DORIS AKRAP LEUCHTEN DER MENSCHHEIT Das Fegefeuer wird innerer Zustand

Hitchcocks angreifende Vögel wurden als ökologische Rache (Robin Wood) oder als tyrannisches Über-Ich interpretiert, das jede normale sexuelle Beziehung verhindert (Slavoj Zizek). Aber für was stehen nun jene Vögel, die massenweise tot vom Himmel fallen? Die rumänischen Stare starben an Alkoholvergiftung und die 700 italienischen Turteltauben an einer Überdosis Sonnenblumenkerne, doch der Tod der zigtausend anderen bleibt ungeklärt.

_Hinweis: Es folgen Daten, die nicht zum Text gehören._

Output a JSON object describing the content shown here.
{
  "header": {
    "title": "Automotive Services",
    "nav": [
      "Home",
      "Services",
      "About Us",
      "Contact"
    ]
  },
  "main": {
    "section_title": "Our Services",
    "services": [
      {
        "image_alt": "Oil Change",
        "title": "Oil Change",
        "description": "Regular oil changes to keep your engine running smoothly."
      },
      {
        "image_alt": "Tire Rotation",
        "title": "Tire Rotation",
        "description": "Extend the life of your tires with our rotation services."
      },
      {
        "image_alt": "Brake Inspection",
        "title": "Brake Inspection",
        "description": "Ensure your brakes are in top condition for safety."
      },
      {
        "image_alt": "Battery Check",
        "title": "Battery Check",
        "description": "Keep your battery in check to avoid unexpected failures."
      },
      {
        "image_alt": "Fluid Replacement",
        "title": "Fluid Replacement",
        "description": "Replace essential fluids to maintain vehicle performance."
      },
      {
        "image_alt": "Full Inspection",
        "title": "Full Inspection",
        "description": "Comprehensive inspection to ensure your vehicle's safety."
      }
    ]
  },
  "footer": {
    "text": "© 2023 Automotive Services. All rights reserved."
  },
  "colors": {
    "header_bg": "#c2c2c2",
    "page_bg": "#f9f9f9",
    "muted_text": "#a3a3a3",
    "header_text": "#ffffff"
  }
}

Bei Matthäus 6,26 heißt es : „Sehet die Vögel unter dem Himmel an: sie säen nicht, sie ernten nicht, sie sammeln nicht in die Scheunen; und euer himmlischer Vater nährt sie doch.“

Himmlisch interpretiert ist es also so: Gott nährt die Vögel nicht mehr, er hat sie fallen gelassen. Und da auch schon die Griechen aus dem Vogelflug den Willen der Götter abgelesen haben, macht der Papst sich nun Gedanken darüber, warum der Heilige Vater seine Meinung geändert hat. Und tut es ihm gleich.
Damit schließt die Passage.